25 JUNE 1898, Page 10

Leaders in Literature. By P. Wilson, M.A. (Oliphant, Anderson, and

Ferrier, Edinburgh.)—There is a great deal of literary amateurishness in this book. The author speaks too often also as if he were on a higher platform than the eminent writers whom he criticises. Sometimes his tone is patronising to a ludicrous and almost offensive extent, as when he speaks of " poor Arnold." At the same time, Mr. Wilson has evidently read with much care the eight great authors belonging to the nineteenth century of whom he here treats ; one can quite believe his hope that his " studies " may "become to the reader what they have been to himself—a means of intellectual and moral stimulus." They are, indeed, distinctly unequal ; his estimates of Carlyle, Emerson, and Ruskin, perhaps because they are sym- pathetic, are readable, and even useful, while those of Matthew Arnold and Mr. Spencer are distinctly inadequate, and therefore comparatively unprofitable. Mr. Wilson's chapter on Mrs.

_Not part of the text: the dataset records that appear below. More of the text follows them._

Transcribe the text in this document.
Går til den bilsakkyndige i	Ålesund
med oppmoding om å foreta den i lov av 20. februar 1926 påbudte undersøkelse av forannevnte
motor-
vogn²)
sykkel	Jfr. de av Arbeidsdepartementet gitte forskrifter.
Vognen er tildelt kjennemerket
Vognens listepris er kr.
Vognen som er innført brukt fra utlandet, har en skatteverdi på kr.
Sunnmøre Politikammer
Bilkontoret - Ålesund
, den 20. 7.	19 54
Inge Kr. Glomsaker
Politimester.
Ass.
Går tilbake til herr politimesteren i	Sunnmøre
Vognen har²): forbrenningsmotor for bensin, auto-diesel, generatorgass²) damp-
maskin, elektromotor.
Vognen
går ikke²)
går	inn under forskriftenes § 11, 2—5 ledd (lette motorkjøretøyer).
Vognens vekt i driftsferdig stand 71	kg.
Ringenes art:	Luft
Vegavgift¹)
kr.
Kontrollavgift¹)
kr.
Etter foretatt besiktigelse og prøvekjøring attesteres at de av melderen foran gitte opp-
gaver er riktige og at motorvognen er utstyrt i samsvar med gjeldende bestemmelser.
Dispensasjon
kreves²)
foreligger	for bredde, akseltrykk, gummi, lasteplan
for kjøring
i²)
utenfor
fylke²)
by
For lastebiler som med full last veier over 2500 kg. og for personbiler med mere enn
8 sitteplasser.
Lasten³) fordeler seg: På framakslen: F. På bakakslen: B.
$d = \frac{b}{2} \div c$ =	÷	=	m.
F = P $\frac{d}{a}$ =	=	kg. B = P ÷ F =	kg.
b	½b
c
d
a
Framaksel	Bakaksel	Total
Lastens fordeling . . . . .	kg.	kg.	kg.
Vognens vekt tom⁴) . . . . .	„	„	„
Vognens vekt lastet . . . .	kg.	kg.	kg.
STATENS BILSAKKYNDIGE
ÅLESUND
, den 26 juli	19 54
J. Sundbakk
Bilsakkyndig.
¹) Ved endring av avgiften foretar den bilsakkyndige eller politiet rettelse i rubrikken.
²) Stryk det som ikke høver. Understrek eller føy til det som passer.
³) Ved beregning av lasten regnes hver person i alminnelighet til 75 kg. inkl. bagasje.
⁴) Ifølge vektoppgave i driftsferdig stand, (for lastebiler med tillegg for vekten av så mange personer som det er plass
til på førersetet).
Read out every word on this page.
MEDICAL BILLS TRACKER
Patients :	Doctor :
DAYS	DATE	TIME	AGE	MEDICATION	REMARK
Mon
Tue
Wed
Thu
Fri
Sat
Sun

Brown- ing is not devoid of sound criticism, although it would have been better than it is had there not been manifested in it a tendency to " gush," as in passages like "Now she writes verses soft as the zephyrs, sweet as the sweetest lullaby that ever mother sang to the child upon her knee ; and now she writes verses that have in them the lightning's flash and all the force and rush of the torrent." Mr. Wilson is above all things a careful reader; and he has a genuine love for powerful thoughts powerfully expressed. As a collection of quotations, therefore, this is almost as good a volume of "great thoughts" as has re2ently been published.